We spend a lot of wasted time trying to figure out how to make ourselves more impressive and more meaning as if life is not worth living without a profound and exhilarating meaning. I’ve spent almost 20 years with that little voice in the back of my head screaming at me to “make something more of my life.”
Who even measures that?
In the past year I’ve come to the conclusion that the time I spend wishing I was more impressive could have been spent being impressive. Being myself.
I know, it’s kind of a stupid and simple observation that borders a cliche but at the same time it’s so true. I am sick of feeling like I can’t enjoy my youth and my life because I’m not constantly striving to be exceptional.
A few months ago I was at a friend’s birthday party and caught up with an old friend I hadn’t seen since high school. They lived in the house and had always been an honest person. They looked me in the eyes that night and told me that a lot of people in our grade were afraid that I was going to burnout. Not just burnout but essentially be dead from exhaustion at 30.
That conversation probably passed by them in an instant and was forgotten almost as soon as it was said. But it’s stuck with me. I was always on, always at 110% because I was afraid that if I stopped for even a second, I would just be wasting space.
Wasting life. I was a full believer in the idea of Newton’s First Law: an object in motion stays in motion—probably the only physics thing I know. But I refused to believe that I was capable of being worth something if I took a break.
Flashforward to now and I am coming out of winter break, the first winter break, the first break I’ve had in years where I did nothing. For a full month, I slept and partied and that was it. If I was to stereotype myself I’d say I was a degenerate with no aspirations.
But the thing is, I do have goals and things I want to achieve. Just because I’m not “on the grind” 24/7 doesn't mean I don’t want it. The idea that has consumed me for the majority of my life is idiotic. You shouldn't have to kill yourself in order to reach your goals. Instead of burning out every few months and needing something to shock you back to life, you can find balance.
I’m far from being there yet, sometimes I feel like I’m compensating a little too much for the time I spent working and working and working. But at the end of the day, it doesn't really matter, because I am working towards balance.
I want to be able to achieve my dreams but be alive enough to enjoy them. I want to look back on my life and have memories of actual joy and happiness where I was only focused on what I was doing and not what I wasn’t.

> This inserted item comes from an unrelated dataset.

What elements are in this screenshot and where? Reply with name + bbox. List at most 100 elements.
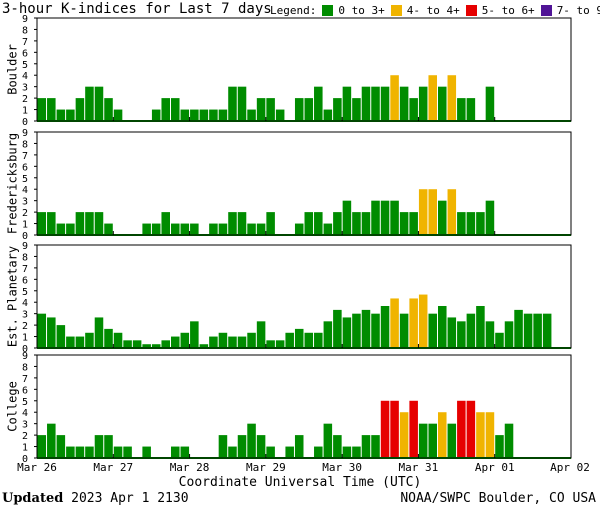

I hate the idea that your life needs to be this huge prolific thing that exists to leave an impact. Sure there’s some benefit to the idea you can make a change, but there’s a much better way to think about it. A way that doesn't make you feel like a piece of shit whenever you sit down to watch a movie, or stay out past 3am, or eat your weight in ice cream. There’s a way to hold yourself accountable and lead a meaningful life without hating every second of it.
Whenever I look out a car window now, I think about the story being written at that moment. The little thoughts that float through my head and the little raindrops that glitter off the glass. My moments have meaning because they mean something to me, and for now, that’s enough.